Wetboek-online maakt gebruik van cookies. sluiten
bladeren
zoeken

Jurisprudentie

AZ6728

Datum uitspraak2007-01-12
Datum gepubliceerd2007-01-23
RechtsgebiedSociale zekerheid
Soort ProcedureHoger beroep
Instantie naamCentrale Raad van Beroep
Zaaknummers06/2037 WSF
Statusgepubliceerd


Indicatie

Overschrijding inkomensgrens. Vordering wegens meerinkomen. OV-boete.


Uitspraak

06/2037 WSF Centrale Raad van Beroep Enkelvoudige kamer U I T S P R A A K op het hoger beroep van: [appellante] (hierna: appellante), tegen de uitspraak van de rechtbank Amsterdam van 6 maart 2006, 05/2464 (hierna: aangevallen uitspraak), in het geding tussen: appellante en de hoofddirectie van de Informatie Beheer Groep (hierna: IB-Groep) Datum uitspraak: 12 januari 2007 I. PROCESVERLOOP Appellante heeft hoger beroep ingesteld tegen de aangevallen uitspraak. De IB-Groep heeft een verweerschrift ingediend. Het onderzoek ter zitting heeft plaatsgevonden op 1 december 2006. Appellante is niet verschenen. De IB-Groep was vertegenwoordigd door mr. M. van der Toorn. II. OVERWEGINGEN Bij besluit van 7 juli 2005 heeft de IB-Groep, wegens overschrijding van de inkomensgrens in het jaar 2002, aan appellante een vordering wegens meerinkomen en een zogeheten OV-boete over de maanden januari tot en met december 2002 opgelegd. Bij besluit van 29 september 2005 heeft de IB-Groep het bezwaarschrift van appellante tegen het besluit van 7 juli 2005 ongegrond verklaard. De rechtbank heeft het beroep van appellante tegen het besluit van 29 september 2005 bij de aangevallen uitspraak ongegrond verklaard. Appellante heeft in hoger beroep aangevoerd dat haar omstreeks juli 2001 door een medewerker van een regiokantoor van de IB-Groep is meegedeeld dat zij 20.000 gulden mocht bijverdienen met behoud van studiefinanciering en dat haar toen niet is gezegd dat zij bij overschrijding van de bijverdiengrens een OV-boete zou moeten betalen.
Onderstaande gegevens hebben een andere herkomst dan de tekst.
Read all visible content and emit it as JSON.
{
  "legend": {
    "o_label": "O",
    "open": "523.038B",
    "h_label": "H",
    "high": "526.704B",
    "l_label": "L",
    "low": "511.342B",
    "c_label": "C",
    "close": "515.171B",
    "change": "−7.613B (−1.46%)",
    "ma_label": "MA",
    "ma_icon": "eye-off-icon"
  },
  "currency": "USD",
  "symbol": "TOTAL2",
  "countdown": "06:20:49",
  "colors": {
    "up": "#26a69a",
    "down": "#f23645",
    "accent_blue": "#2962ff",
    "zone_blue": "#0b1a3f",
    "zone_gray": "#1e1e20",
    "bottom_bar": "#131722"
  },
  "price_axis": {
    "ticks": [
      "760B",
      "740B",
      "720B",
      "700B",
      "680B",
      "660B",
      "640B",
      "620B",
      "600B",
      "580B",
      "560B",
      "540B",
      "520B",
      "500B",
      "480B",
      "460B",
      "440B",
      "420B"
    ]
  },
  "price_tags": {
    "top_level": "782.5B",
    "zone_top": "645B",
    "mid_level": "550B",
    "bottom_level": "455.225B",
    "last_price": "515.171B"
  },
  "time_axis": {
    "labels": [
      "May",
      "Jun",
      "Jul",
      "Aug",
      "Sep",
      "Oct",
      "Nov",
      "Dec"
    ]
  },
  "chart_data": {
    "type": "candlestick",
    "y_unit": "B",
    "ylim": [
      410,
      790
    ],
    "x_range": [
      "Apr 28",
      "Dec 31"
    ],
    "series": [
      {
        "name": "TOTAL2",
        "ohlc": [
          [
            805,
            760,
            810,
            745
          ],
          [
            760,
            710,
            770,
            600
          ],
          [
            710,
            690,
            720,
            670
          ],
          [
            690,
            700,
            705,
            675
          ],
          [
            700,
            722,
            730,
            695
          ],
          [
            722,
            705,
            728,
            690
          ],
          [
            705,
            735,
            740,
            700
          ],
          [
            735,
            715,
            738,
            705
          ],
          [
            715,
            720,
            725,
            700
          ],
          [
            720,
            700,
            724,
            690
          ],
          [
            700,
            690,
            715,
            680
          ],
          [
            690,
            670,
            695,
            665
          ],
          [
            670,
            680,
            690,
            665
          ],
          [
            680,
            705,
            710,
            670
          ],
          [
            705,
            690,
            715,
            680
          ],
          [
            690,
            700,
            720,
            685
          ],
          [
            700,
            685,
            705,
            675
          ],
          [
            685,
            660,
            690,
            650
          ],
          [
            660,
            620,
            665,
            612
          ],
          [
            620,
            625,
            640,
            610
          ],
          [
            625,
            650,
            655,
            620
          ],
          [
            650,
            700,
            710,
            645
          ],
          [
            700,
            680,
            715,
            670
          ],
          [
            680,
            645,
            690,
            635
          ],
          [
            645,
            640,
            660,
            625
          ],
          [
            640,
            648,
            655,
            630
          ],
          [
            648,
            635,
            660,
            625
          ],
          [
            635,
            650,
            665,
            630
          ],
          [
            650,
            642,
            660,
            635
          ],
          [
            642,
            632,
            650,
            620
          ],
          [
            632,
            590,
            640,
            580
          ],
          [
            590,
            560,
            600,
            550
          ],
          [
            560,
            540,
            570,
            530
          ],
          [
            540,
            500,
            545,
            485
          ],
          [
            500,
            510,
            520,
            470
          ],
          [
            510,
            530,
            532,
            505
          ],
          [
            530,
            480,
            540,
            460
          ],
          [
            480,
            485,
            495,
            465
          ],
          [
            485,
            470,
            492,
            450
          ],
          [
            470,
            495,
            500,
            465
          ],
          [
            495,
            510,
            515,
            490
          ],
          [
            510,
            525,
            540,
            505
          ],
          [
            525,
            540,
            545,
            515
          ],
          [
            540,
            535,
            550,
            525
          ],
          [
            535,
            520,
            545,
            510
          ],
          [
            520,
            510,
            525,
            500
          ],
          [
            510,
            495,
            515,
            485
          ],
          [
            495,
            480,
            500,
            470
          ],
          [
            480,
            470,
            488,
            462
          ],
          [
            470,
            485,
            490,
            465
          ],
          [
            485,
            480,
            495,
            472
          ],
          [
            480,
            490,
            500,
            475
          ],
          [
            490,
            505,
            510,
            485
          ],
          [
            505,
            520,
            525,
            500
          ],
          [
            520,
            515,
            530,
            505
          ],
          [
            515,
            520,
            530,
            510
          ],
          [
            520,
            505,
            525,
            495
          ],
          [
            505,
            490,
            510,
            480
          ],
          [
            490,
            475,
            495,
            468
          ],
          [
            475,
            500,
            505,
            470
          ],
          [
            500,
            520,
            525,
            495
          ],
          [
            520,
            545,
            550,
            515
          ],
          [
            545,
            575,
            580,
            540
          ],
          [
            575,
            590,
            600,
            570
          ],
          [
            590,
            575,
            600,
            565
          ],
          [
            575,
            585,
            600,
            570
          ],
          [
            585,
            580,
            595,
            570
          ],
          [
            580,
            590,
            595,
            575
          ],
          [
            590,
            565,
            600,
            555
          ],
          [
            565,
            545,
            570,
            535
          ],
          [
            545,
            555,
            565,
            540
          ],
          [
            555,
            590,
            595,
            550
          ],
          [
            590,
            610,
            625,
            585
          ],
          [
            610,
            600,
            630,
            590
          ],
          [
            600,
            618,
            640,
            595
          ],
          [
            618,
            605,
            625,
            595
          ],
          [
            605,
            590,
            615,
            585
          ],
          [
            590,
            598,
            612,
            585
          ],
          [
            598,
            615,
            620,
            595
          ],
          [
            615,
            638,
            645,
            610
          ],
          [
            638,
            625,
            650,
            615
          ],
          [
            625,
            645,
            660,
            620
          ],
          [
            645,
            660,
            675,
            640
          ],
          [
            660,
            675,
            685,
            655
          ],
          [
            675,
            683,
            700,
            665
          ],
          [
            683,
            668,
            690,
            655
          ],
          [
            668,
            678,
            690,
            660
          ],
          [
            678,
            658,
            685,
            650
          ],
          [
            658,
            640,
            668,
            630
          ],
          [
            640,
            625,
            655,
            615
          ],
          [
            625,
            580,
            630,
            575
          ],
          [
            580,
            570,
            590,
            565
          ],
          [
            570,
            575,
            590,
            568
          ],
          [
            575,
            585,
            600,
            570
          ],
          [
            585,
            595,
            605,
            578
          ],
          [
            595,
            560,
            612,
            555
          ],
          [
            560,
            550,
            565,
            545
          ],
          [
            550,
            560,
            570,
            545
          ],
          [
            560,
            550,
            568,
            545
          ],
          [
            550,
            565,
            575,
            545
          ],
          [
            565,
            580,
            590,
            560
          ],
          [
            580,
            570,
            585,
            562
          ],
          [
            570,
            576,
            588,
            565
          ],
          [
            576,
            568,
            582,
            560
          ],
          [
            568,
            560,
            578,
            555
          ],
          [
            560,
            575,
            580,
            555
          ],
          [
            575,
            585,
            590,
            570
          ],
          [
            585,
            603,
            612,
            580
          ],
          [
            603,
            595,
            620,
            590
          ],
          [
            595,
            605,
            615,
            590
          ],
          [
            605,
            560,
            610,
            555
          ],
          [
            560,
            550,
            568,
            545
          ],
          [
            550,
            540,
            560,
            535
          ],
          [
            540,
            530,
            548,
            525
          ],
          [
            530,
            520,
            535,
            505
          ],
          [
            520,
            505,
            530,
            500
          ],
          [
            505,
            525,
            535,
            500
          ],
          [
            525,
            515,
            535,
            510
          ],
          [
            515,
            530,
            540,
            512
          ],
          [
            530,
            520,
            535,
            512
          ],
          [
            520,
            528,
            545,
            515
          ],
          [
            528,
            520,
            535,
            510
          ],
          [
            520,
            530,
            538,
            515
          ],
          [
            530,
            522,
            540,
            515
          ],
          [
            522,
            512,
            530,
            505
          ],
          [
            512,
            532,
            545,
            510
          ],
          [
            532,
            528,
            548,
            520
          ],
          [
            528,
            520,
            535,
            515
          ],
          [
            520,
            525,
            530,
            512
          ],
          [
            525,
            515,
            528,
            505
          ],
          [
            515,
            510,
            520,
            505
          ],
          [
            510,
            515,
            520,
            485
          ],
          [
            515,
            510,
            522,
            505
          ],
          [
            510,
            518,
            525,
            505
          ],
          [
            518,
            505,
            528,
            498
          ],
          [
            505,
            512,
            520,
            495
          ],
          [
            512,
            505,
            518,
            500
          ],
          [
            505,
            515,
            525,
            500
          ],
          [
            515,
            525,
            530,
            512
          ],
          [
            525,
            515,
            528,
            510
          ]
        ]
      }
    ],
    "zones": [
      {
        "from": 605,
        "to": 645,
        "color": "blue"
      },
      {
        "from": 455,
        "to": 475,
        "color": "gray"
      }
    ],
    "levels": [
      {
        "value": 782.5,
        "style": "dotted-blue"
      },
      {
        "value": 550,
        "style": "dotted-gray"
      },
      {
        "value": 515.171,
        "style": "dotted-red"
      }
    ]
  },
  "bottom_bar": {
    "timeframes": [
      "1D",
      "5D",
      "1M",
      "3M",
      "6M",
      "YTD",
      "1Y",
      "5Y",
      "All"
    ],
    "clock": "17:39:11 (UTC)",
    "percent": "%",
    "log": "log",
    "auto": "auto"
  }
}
Zij stelt dat zij aldus verkeerd en onvolledig is voorgelicht. Deze grief treft geen doel. Appellante heeft in het jaar 2002 (bruto) bijna 20.000 euro verdiend, veel meer dus dan 20.000 gulden. Zij heeft geenszins aannemelijk gemaakt dat zij door een medewerker van de IB-Groep onjuist is geïnformeerd. Uit het vorenstaande vloeit voort dat de aangevallen uitspraak voor bevestiging in aanmerking komt. Er zijn geen termen aanwezig voor vergoeding van proceskosten. III. BESLISSING De Centrale Raad van Beroep; Recht doende: Bevestigt de aangevallen uitspraak. Deze uitspraak is gedaan door J. Janssen. De beslissing is, in tegenwoordigheid van M.H.A. Uri als griffier, uitgesproken in het openbaar op 12 januari 2007. (get.) J. Janssen. (get.) M.H.A. Uri.